20 septiembre 2010
EL CONCESIONARIO
El polígono estaba irregularmente rodeado de tela metálica, dejando esa sensación tan habitual de eterna provisionalidad. A los pies del vallado crecían matorrales de apariencia ferruginosa, moteando tristemente un camino de tierra y polvo salpicado de excrementos de animales y abandonos varios. Tras esa frontera, a unos doscientos metros, se erigía el concesionario: aluminio, publicidad, coches y cristaleras. Dentro, alejado de todo polvo y calor, el Delegado pasaba el pulgar por la barbilla con desgana, mientras observaba el deportivo gris brillante de trescientos y pico caballos que le presentaban. Todos los ojos estaban puestos en la escena, siguiendo al apurado vendedor cuando levantaba y mostraba con una sonrisa el maletero, advirtiendo que su escasez de espacio respondía a que se trataba de un coche todo menos familiar (un guiño saltó de su cara); cuando abría las puertas de par en par, daba un leve puntapié a los neumáticos o pasaba la palma de una mano extrañamente acariciadora por la piel del asiento, el volante o el salpicadero.

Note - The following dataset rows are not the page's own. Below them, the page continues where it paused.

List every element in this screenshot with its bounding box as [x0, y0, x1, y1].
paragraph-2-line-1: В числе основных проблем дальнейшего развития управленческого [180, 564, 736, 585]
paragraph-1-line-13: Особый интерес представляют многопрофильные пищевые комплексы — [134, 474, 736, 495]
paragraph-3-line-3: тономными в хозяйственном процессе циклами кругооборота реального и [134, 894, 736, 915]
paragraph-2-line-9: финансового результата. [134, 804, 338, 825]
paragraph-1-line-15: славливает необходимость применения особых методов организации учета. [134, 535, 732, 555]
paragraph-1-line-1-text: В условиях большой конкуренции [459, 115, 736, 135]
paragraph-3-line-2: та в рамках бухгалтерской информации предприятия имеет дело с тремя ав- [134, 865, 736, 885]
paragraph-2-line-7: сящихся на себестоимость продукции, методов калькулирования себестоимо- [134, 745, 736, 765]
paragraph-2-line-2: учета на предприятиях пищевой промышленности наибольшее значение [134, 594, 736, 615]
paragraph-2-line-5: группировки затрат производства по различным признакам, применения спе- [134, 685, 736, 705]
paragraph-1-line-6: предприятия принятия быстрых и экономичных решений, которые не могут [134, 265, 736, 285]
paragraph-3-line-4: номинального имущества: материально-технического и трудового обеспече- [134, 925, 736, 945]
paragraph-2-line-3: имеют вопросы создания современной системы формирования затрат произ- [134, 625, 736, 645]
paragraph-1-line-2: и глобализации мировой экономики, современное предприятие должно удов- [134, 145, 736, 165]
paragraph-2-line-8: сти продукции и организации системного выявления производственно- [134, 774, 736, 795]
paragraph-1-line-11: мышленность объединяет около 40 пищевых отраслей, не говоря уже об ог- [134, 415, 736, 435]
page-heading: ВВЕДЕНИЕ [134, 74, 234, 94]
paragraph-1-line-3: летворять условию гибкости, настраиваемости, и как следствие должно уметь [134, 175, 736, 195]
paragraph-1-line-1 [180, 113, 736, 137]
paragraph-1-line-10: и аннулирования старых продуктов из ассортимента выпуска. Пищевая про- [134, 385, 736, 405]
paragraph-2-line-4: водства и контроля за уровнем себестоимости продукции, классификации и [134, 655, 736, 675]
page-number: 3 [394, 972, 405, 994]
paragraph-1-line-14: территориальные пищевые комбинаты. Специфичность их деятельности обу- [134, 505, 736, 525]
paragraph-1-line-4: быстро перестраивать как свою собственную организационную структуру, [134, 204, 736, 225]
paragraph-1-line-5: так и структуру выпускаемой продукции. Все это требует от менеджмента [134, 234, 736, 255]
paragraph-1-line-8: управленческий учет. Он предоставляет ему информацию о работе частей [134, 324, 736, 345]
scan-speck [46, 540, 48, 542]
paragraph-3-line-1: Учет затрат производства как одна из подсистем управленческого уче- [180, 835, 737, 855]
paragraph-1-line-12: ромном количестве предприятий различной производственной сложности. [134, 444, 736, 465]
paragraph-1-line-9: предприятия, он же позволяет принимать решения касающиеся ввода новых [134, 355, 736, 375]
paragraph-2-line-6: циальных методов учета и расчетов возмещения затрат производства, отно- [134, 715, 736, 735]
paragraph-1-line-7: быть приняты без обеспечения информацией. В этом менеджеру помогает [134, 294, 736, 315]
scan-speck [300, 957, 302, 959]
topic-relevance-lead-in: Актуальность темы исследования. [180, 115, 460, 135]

El Delegado paseaba distraído en derredor del auto cuando le sobrevino a la mente, casi provocando una sonrisa, el recuerdo de sus alocados viajes en los coches de choque de su niñez. El sonido de la apertura automática del inacabable capó gris brillante le devolvió a la realidad, si es que aquel limbo se podía denominar así. El vendedor hizo un comentario elogioso de la fortaleza del coche mientras golpeaba con los nudillos la barra de hierro protectora del motor. Poco a poco, los demás empleados y algún cliente se unieron sigilosamente a la reunión repitiendo el ritual de golpear aquella superficie de hierro mientras asentían con la cabeza, murmurando para sí palabras tan ininteligibles como previsibles y convenientes. Estaban llamando a las puertas de su cielo.